Dünyanın pek çok ülkesinde şemsiye, temel olarak hava koşullarına karşı koruyucu bir araç olarak bilinse de Japonya’da bu nesneye yüklenen anlam çok daha derin. Ülkenin güneyindeki Ōita bölgesinde yer alan Beppu Üniversitesi’nden Beşeri Bilimler Profesörü Tatsuo Danjyo’ya göre, şemsiyeler Japon halk inançlarında "yorishiro" olarak kabul ediliyor. Bu kavram, tanrıları veya ruhları cezbeden, onları bir nesneye çağırmaya yarayan bir tür manevi mıknatısı ifade ediyor.
ŞEMSİYEDE YAĞMURDAN KORUNMAK İÇİN KULLANILMIŞ
Japonya’da şemsiyelerin ilk kez 9. ile 11. yüzyıllar arasında ortaya çıktığı biliniyor.

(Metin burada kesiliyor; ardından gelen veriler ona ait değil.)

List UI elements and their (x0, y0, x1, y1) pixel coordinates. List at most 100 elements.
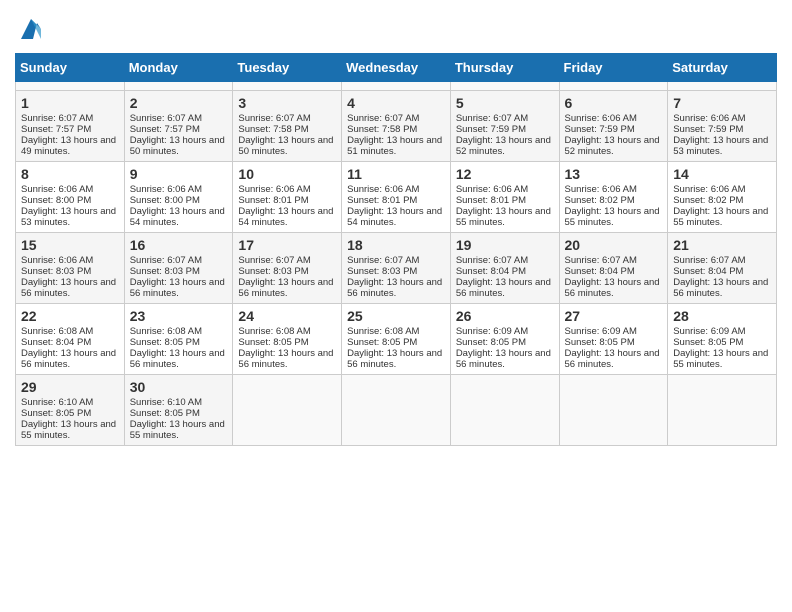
logo (15, 15, 45, 43)
calendar-cell: 27Sunrise: 6:09 AMSunset: 8:05 PMDayligh… (559, 304, 668, 375)
day-number: 2 (130, 95, 228, 111)
calendar-cell: 2 Sunrise: 6:07 AMSunset: 7:57 PMDaylight… (124, 91, 233, 162)
week-row-3: 15Sunrise: 6:06 AMSunset: 8:03 PMDayligh… (16, 233, 777, 304)
calendar-cell: 19 Sunrise: 6:07 AMSunset: 8:04 PMDayligh… (450, 233, 559, 304)
day-number: 13 (565, 166, 663, 182)
calendar-cell: 9Sunrise: 6:06 AMSunset: 8:00 PMDaylight… (124, 162, 233, 233)
daylight-text: Daylight: 13 hours and 56 minutes. (21, 277, 119, 299)
sunrise-text: Sunrise: 6:07 AM (238, 113, 336, 124)
sunrise-text: Sunrise: 6:06 AM (21, 184, 119, 195)
day-number: 14 (673, 166, 771, 182)
calendar-cell (559, 82, 668, 91)
day-number: 18 (347, 237, 445, 253)
daylight-text: Daylight: 13 hours and 50 minutes. (238, 135, 336, 157)
sunrise-text: Sunrise: 6:06 AM (565, 113, 663, 124)
day-number: 25 (347, 308, 445, 324)
calendar-cell (233, 375, 342, 446)
sunset-text: Sunset: 8:05 PM (130, 408, 228, 419)
calendar-cell: 22Sunrise: 6:08 AMSunset: 8:04 PMDayligh… (16, 304, 125, 375)
daylight-text: Daylight: 13 hours and 56 minutes. (130, 277, 228, 299)
calendar-cell: 24Sunrise: 6:08 AMSunset: 8:05 PMDayligh… (233, 304, 342, 375)
daylight-text: Daylight: 13 hours and 56 minutes. (130, 348, 228, 370)
sunset-text: Sunset: 8:01 PM (347, 195, 445, 206)
day-number: 8 (21, 166, 119, 182)
sunset-text: Sunset: 8:02 PM (673, 195, 771, 206)
day-number: 7 (673, 95, 771, 111)
day-number: 12 (456, 166, 554, 182)
daylight-text: Daylight: 13 hours and 55 minutes. (456, 206, 554, 228)
sunrise-text: Sunrise: 6:06 AM (21, 255, 119, 266)
calendar-cell: 15 Sunrise: 6:06 AMSunset: 8:03 PMDayligh… (16, 233, 125, 304)
day-number: 29 (21, 379, 119, 395)
day-number: 11 (347, 166, 445, 182)
sunset-text: Sunset: 8:03 PM (347, 266, 445, 277)
daylight-text: Daylight: 13 hours and 56 minutes. (456, 348, 554, 370)
calendar-cell: 25Sunrise: 6:08 AMSunset: 8:05 PMDayligh… (342, 304, 451, 375)
calendar-body: 1Sunrise: 6:07 AMSunset: 7:57 PMDaylight… (16, 82, 777, 446)
sunrise-text: Sunrise: 6:06 AM (347, 184, 445, 195)
day-number: 24 (238, 308, 336, 324)
sunset-text: Sunset: 8:00 PM (130, 195, 228, 206)
daylight-text: Daylight: 13 hours and 56 minutes. (456, 277, 554, 299)
sunrise-text: Sunrise: 6:07 AM (238, 255, 336, 266)
day-number: 19 (456, 237, 554, 253)
day-number: 6 (565, 95, 663, 111)
calendar-cell (342, 82, 451, 91)
sunset-text: Sunset: 8:04 PM (456, 266, 554, 277)
sunset-text: Sunset: 8:05 PM (130, 337, 228, 348)
calendar-cell: 14Sunrise: 6:06 AMSunset: 8:02 PMDayligh… (668, 162, 777, 233)
day-number: 10 (238, 166, 336, 182)
day-number: 1 (21, 95, 119, 111)
sunrise-text: Sunrise: 6:06 AM (673, 113, 771, 124)
daylight-text: Daylight: 13 hours and 54 minutes. (347, 206, 445, 228)
sunset-text: Sunset: 8:01 PM (238, 195, 336, 206)
sunset-text: Sunset: 7:57 PM (130, 124, 228, 135)
sunrise-text: Sunrise: 6:07 AM (130, 255, 228, 266)
calendar-cell: 5Sunrise: 6:07 AMSunset: 7:59 PMDaylight… (450, 91, 559, 162)
sunrise-text: Sunrise: 6:07 AM (21, 113, 119, 124)
sunrise-text: Sunrise: 6:07 AM (130, 113, 228, 124)
calendar-cell (450, 375, 559, 446)
day-number: 27 (565, 308, 663, 324)
daylight-text: Daylight: 13 hours and 56 minutes. (673, 277, 771, 299)
sunset-text: Sunset: 8:04 PM (21, 337, 119, 348)
calendar-cell: 30Sunrise: 6:10 AMSunset: 8:05 PMDayligh… (124, 375, 233, 446)
sunrise-text: Sunrise: 6:07 AM (456, 113, 554, 124)
calendar-cell (342, 375, 451, 446)
week-row-0 (16, 82, 777, 91)
day-number: 28 (673, 308, 771, 324)
week-row-2: 8 Sunrise: 6:06 AM Sunset: 8:00 PM Daylight… (16, 162, 777, 233)
calendar-cell (668, 82, 777, 91)
day-number: 30 (130, 379, 228, 395)
daylight-text: Daylight: 13 hours and 56 minutes. (565, 348, 663, 370)
logo-icon (17, 15, 45, 43)
daylight-text: Daylight: 13 hours and 50 minutes. (130, 135, 228, 157)
calendar-cell (124, 82, 233, 91)
calendar-cell: 21Sunrise: 6:07 AMSunset: 8:04 PMDayligh… (668, 233, 777, 304)
sunset-text: Sunset: 8:01 PM (456, 195, 554, 206)
daylight-text: Daylight: 13 hours and 56 minutes. (347, 277, 445, 299)
sunset-text: Sunset: 7:59 PM (456, 124, 554, 135)
day-number: 4 (347, 95, 445, 111)
sunset-text: Sunset: 8:03 PM (21, 266, 119, 277)
sunrise-text: Sunrise: 6:08 AM (238, 326, 336, 337)
sunrise-text: Sunrise: 6:06 AM (673, 184, 771, 195)
page-header (15, 15, 777, 43)
sunset-text: Sunset: 8:02 PM (565, 195, 663, 206)
daylight-text: Daylight: 13 hours and 56 minutes. (565, 277, 663, 299)
calendar-cell: 12 Sunrise: 6:06 AMSunset: 8:01 PMDayligh… (450, 162, 559, 233)
sunrise-text: Sunrise: 6:07 AM (456, 255, 554, 266)
sunset-text: Sunset: 7:58 PM (238, 124, 336, 135)
calendar-cell: 26Sunrise: 6:09 AMSunset: 8:05 PMDayligh… (450, 304, 559, 375)
sunrise-text: Sunrise: 6:08 AM (21, 326, 119, 337)
calendar-cell: 18Sunrise: 6:07 AMSunset: 8:03 PMDayligh… (342, 233, 451, 304)
sunrise-text: Sunrise: 6:06 AM (456, 184, 554, 195)
calendar-cell (233, 82, 342, 91)
sunrise-text: Sunrise: 6:09 AM (456, 326, 554, 337)
sunrise-text: Sunrise: 6:09 AM (565, 326, 663, 337)
daylight-text: Daylight: 13 hours and 56 minutes. (347, 348, 445, 370)
day-number: 9 (130, 166, 228, 182)
day-number: 15 (21, 237, 119, 253)
daylight-text: Daylight: 13 hours and 49 minutes. (21, 135, 119, 157)
daylight-text: Daylight: 13 hours and 54 minutes. (238, 206, 336, 228)
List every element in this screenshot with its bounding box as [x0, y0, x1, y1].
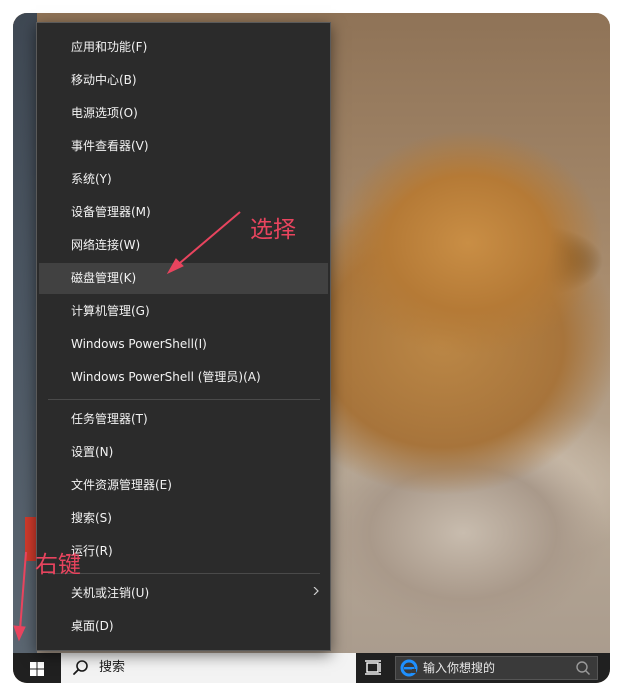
- ie-browser-icon: [400, 659, 418, 677]
- taskbar: 搜索 输入你想搜的: [13, 653, 610, 683]
- magnifier-icon[interactable]: [575, 660, 591, 676]
- menu-item-search[interactable]: 搜索(S): [39, 503, 328, 534]
- menu-item-system[interactable]: 系统(Y): [39, 164, 328, 195]
- menu-item-file-explorer[interactable]: 文件资源管理器(E): [39, 470, 328, 501]
- browser-search-placeholder: 输入你想搜的: [423, 661, 496, 675]
- menu-item-event-viewer[interactable]: 事件查看器(V): [39, 131, 328, 162]
- task-view-icon: [365, 660, 381, 675]
- search-box-label: 搜索: [99, 660, 126, 675]
- menu-item-mobility-center[interactable]: 移动中心(B): [39, 65, 328, 96]
- menu-item-task-manager[interactable]: 任务管理器(T): [39, 404, 328, 435]
- annotation-right-click-label: 右键: [35, 552, 81, 578]
- menu-separator: [48, 573, 320, 574]
- menu-item-computer-management[interactable]: 计算机管理(G): [39, 296, 328, 327]
- menu-separator: [48, 399, 320, 400]
- search-icon: [72, 659, 90, 677]
- menu-item-settings[interactable]: 设置(N): [39, 437, 328, 468]
- menu-item-powershell[interactable]: Windows PowerShell(I): [39, 329, 328, 360]
- menu-item-disk-management[interactable]: 磁盘管理(K): [39, 263, 328, 294]
- chevron-right-icon: [313, 587, 319, 595]
- task-view-button[interactable]: [362, 658, 384, 678]
- browser-search-box[interactable]: 输入你想搜的: [395, 656, 598, 680]
- menu-item-shutdown-label: 关机或注销(U): [71, 586, 150, 600]
- taskbar-search-box[interactable]: 搜索: [61, 653, 356, 683]
- menu-item-powershell-admin[interactable]: Windows PowerShell (管理员)(A): [39, 362, 328, 393]
- start-button[interactable]: [21, 657, 53, 681]
- menu-item-apps-features[interactable]: 应用和功能(F): [39, 32, 328, 63]
- menu-item-run[interactable]: 运行(R): [39, 536, 328, 567]
- annotation-select-label: 选择: [250, 217, 296, 243]
- menu-item-desktop[interactable]: 桌面(D): [39, 611, 328, 642]
- menu-item-shutdown-signout[interactable]: 关机或注销(U): [39, 578, 328, 609]
- windows-logo-icon: [30, 662, 44, 676]
- menu-item-power-options[interactable]: 电源选项(O): [39, 98, 328, 129]
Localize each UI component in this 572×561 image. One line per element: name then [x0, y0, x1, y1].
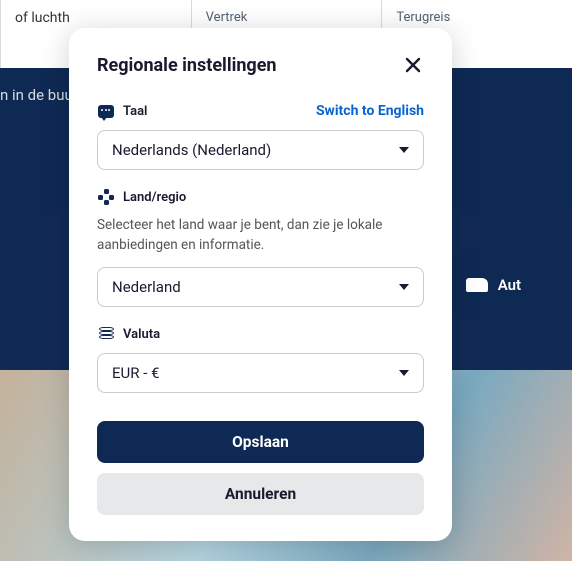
currency-select-value: EUR - €	[112, 364, 160, 382]
bg-field-label: Vertrek	[206, 10, 368, 25]
modal-header: Regionale instellingen	[97, 54, 424, 76]
bg-field-text: of luchth	[15, 10, 177, 26]
bg-tab-left	[0, 254, 40, 316]
bg-field-label: Terugreis	[396, 10, 558, 25]
region-select[interactable]: Nederland	[97, 267, 424, 307]
chevron-down-icon	[399, 370, 409, 376]
language-header: Taal Switch to English	[97, 102, 424, 120]
region-header: Land/regio	[97, 188, 424, 206]
region-description: Selecteer het land waar je bent, dan zie…	[97, 216, 424, 255]
language-icon	[97, 102, 115, 120]
language-section: Taal Switch to English Nederlands (Neder…	[97, 102, 424, 170]
chevron-down-icon	[399, 147, 409, 153]
cancel-button[interactable]: Annuleren	[97, 473, 424, 515]
currency-label: Valuta	[123, 327, 160, 342]
save-button[interactable]: Opslaan	[97, 421, 424, 463]
switch-to-english-link[interactable]: Switch to English	[316, 103, 424, 119]
globe-icon	[97, 188, 115, 206]
currency-section: Valuta EUR - €	[97, 325, 424, 393]
region-select-value: Nederland	[112, 278, 181, 296]
regional-settings-modal: Regionale instellingen Taal Switch to En…	[69, 28, 452, 541]
chevron-down-icon	[399, 284, 409, 290]
language-label: Taal	[123, 104, 147, 119]
car-icon	[466, 278, 488, 292]
currency-header: Valuta	[97, 325, 424, 343]
bg-tab-label: Aut	[498, 276, 521, 294]
region-section: Land/regio Selecteer het land waar je be…	[97, 188, 424, 307]
region-label: Land/regio	[123, 190, 186, 205]
currency-select[interactable]: EUR - €	[97, 353, 424, 393]
language-select-value: Nederlands (Nederland)	[112, 141, 271, 159]
bg-tab-car: Aut	[438, 254, 549, 316]
language-select[interactable]: Nederlands (Nederland)	[97, 130, 424, 170]
close-icon	[405, 57, 421, 73]
currency-icon	[97, 325, 115, 343]
modal-title: Regionale instellingen	[97, 55, 277, 76]
close-button[interactable]	[402, 54, 424, 76]
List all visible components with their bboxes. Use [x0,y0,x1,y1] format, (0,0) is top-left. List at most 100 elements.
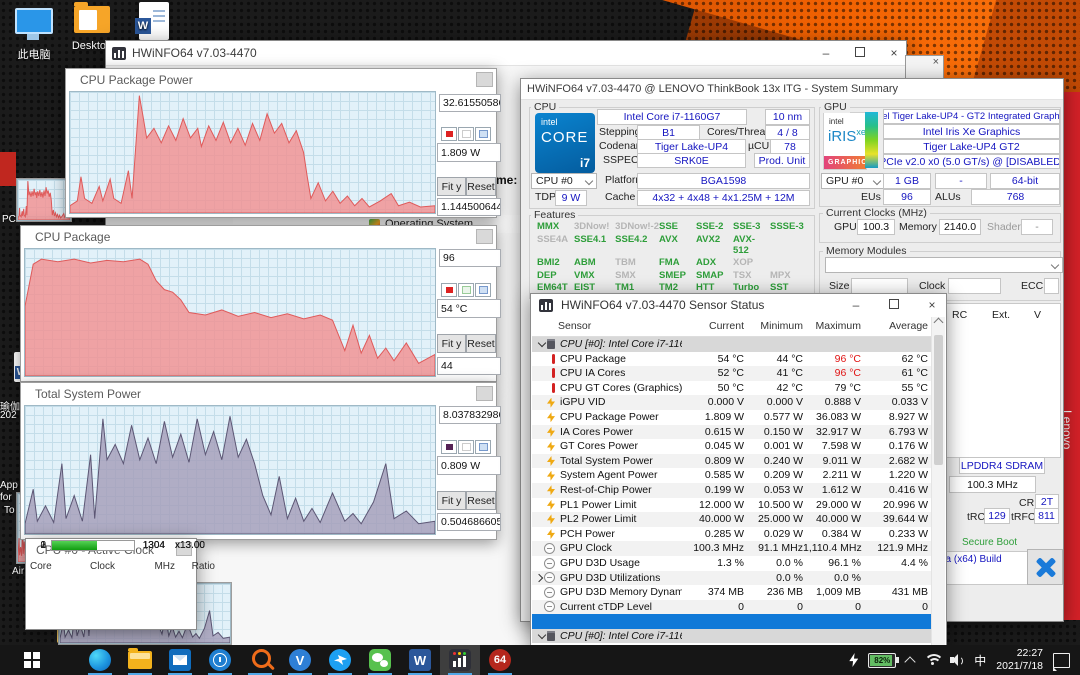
sensor-row[interactable]: GPU Clock 100.3 MHz 91.1 MHz 1,110.4 MHz… [532,541,932,556]
graph-color-button[interactable] [475,440,491,454]
cpu-feature-flag: SSE-3 [733,221,770,232]
sensor-row[interactable]: CPU [#0]: Intel Core i7-116... [532,629,932,644]
cpu-feature-flag: SSE4.2 [615,234,659,256]
tray-expand-icon[interactable] [905,656,916,667]
taskbar-item-mail[interactable] [160,645,200,675]
sensor-type-icon [547,398,555,408]
taskbar-item-search[interactable] [240,645,280,675]
start-button[interactable] [12,645,52,675]
graph-color-button[interactable] [458,440,474,454]
ext-column-header: Ext. [992,309,1010,321]
sensor-row[interactable] [532,614,932,629]
wifi-icon[interactable] [924,654,940,666]
graph-color-button[interactable] [441,127,457,141]
graph-color-button[interactable] [441,283,457,297]
sensor-current: 374 MB [682,585,744,600]
taskbar-item-explorer[interactable] [120,645,160,675]
desktop-icon-word-doc[interactable] [132,2,176,40]
taskbar-item-thunder[interactable] [320,645,360,675]
graph-color-button[interactable] [458,127,474,141]
tray-clock[interactable]: 22:27 2021/7/18 [996,647,1043,673]
summary-titlebar[interactable]: HWiNFO64 v7.03-4470 @ LENOVO ThinkBook 1… [521,79,1063,100]
graph-color-button[interactable] [441,440,457,454]
sensor-scrollbar[interactable] [931,317,945,648]
speaker-icon[interactable] [950,654,964,666]
sensor-row[interactable]: PL2 Power Limit 40.000 W 25.000 W 40.000… [532,512,932,527]
cpu-feature-flag: MPX [770,270,807,281]
action-center-icon[interactable] [1053,653,1070,668]
cpu-select-dropdown[interactable]: CPU #0 [531,173,597,189]
cpu-feature-flag: TM2 [659,282,696,293]
sensor-row[interactable]: CPU [#0]: Intel Core i7-116... [532,337,932,352]
ime-indicator[interactable]: 中 [974,652,986,669]
sensor-row[interactable]: CPU Package Power 1.809 W 0.577 W 36.083… [532,410,932,425]
sensor-row[interactable]: GPU D3D Memory Dynamic 374 MB 236 MB 1,0… [532,585,932,600]
sensor-row[interactable]: System Agent Power 0.585 W 0.209 W 2.211… [532,468,932,483]
main-window-titlebar[interactable]: HWiNFO64 v7.03-4470 – × [106,41,906,66]
taskbar-item-hwinfo[interactable] [440,645,480,675]
gpu-mem-size-value: 1 GB [883,173,931,189]
sensor-row[interactable]: PCH Power 0.285 W 0.029 W 0.384 W 0.233 … [532,527,932,542]
fit-y-button[interactable]: Fit y [437,334,466,353]
sensor-minimum: 0.000 V [744,395,803,410]
cpu-process-value: 10 nm [765,109,810,125]
scrollbar-thumb[interactable] [934,335,943,465]
expand-chevron-icon[interactable] [535,574,543,582]
sensor-current: 0 [682,600,744,615]
taskbar-item-edge[interactable] [80,645,120,675]
close-button[interactable]: × [926,298,938,312]
sensor-maximum: 1,110.4 MHz [803,541,861,556]
graph-close-button[interactable] [476,72,493,87]
sensor-row[interactable]: GPU D3D Utilizations 0.0 % 0.0 % [532,571,932,586]
sensor-row[interactable]: Rest-of-Chip Power 0.199 W 0.053 W 1.612… [532,483,932,498]
sensor-row[interactable]: IA Cores Power 0.615 W 0.150 W 32.917 W … [532,425,932,440]
maximize-button[interactable] [854,46,866,60]
minimize-button[interactable]: – [850,298,862,312]
partial-app-icon[interactable] [0,152,16,186]
reset-button[interactable]: Reset [466,334,496,353]
graph-close-button[interactable] [476,229,493,244]
minimize-button[interactable]: – [820,46,832,60]
taskbar-item-v-app[interactable]: V [280,645,320,675]
taskbar-item-wechat[interactable] [360,645,400,675]
sensor-average: 39.644 W [861,512,928,527]
scroll-up-icon[interactable] [934,318,944,328]
taskbar-item-alarms[interactable] [200,645,240,675]
memory-modules-label: Memory Modules [823,245,910,257]
expand-chevron-icon[interactable] [538,339,546,347]
taskbar-item-word[interactable]: W [400,645,440,675]
memory-timings-table: RC Ext. V [945,303,1061,458]
maximize-button[interactable] [888,298,900,312]
close-app-button[interactable] [1027,549,1063,585]
sensor-titlebar[interactable]: HWiNFO64 v7.03-4470 Sensor Status – × [531,294,946,316]
graph-color-button[interactable] [458,283,474,297]
fit-y-button[interactable]: Fit y [437,177,466,196]
memory-module-dropdown[interactable] [825,257,1063,273]
taskbar-item-hwinfo64[interactable]: 64 [480,645,520,675]
sensor-current: 1.3 % [682,556,744,571]
hwinfo-icon [449,649,471,671]
sensor-row[interactable]: iGPU VID 0.000 V 0.000 V 0.888 V 0.033 V [532,395,932,410]
partial-time-label: me: [496,173,517,187]
graph-color-button[interactable] [475,283,491,297]
reset-button[interactable]: Reset [466,177,496,196]
sensor-row[interactable]: GPU D3D Usage 1.3 % 0.0 % 96.1 % 4.4 % [532,556,932,571]
desktop-icon-this-pc[interactable]: 此电脑 [8,8,60,62]
sensor-column-headers: Sensor Current Minimum Maximum Average [532,316,932,337]
gpu-select-dropdown[interactable]: GPU #0 [821,173,885,189]
graph-close-button[interactable] [476,386,493,401]
word-doc-icon [139,2,169,40]
sensor-row[interactable]: GT Cores Power 0.045 W 0.001 W 7.598 W 0… [532,439,932,454]
sensor-row[interactable]: Total System Power 0.809 W 0.240 W 9.011… [532,454,932,469]
sensor-row[interactable]: PL1 Power Limit 12.000 W 10.500 W 29.000… [532,498,932,513]
fit-y-button[interactable]: Fit y [437,491,466,510]
reset-button[interactable]: Reset [466,491,496,510]
sensor-row[interactable]: CPU Package 54 °C 44 °C 96 °C 62 °C [532,352,932,367]
sensor-row[interactable]: Current cTDP Level 0 0 0 0 [532,600,932,615]
expand-chevron-icon[interactable] [538,631,546,639]
battery-indicator[interactable]: 82% [868,653,896,668]
graph-color-button[interactable] [475,127,491,141]
close-button[interactable]: × [888,46,900,60]
sensor-row[interactable]: CPU GT Cores (Graphics) 50 °C 42 °C 79 °… [532,381,932,396]
sensor-row[interactable]: CPU IA Cores 52 °C 41 °C 96 °C 61 °C [532,366,932,381]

Ancak bu erken dönemlerde şemsiyeler, insanları yağmurdan korumaktan ziyade dini ve siyasi gücün bir sembolü olarak kullanılıyordu.
Uzun saplı ve gösterişli tasarımlara sahip sashikake-gasa tipi şemsiyeler, yalnızca seçkinler için ayrılmıştı ve bu figürlerin üzerlerine özel görevliler tarafından tutuluyordu.
BBC’ye konuşan Prof. Danjyo, “Japonlar animist bir dünya görüşüne sahiptir. Şemsiyenin dairesel şekli bir ruha, uzun sapı ise ruhun inebileceği bir sütuna benzetilir. Bu nedenle, şemsiye bir ruhun konaklayabileceği manevi bir alan olarak görülür” ifadelerini kullandı.
GELENEK HALA DEVAM EDİYOR
Zamanla halk arasında da yaygınlaşan bu inanış, 12. yüzyıldan itibaren toplumun farklı kesimlerinde karşılık buldu. Günümüzde ise bu manevi anlam, Japonya genelinde düzenlenen geleneksel festivallerde kendine yer buluyor.
Örneğin Kyoto’da her yıl nisan ayının ikinci haftasında düzenlenen Yasurai Matsuri festivalinde, çiçeklerle süslenmiş büyük şemsiyelerin hastalık ve kötü enerjileri insanlardan uzaklaştırdığına inanılıyor. Festival katılımcıları, bu özel şemsiyelerin altında yürüyerek arınma ritüelini deneyimliyor.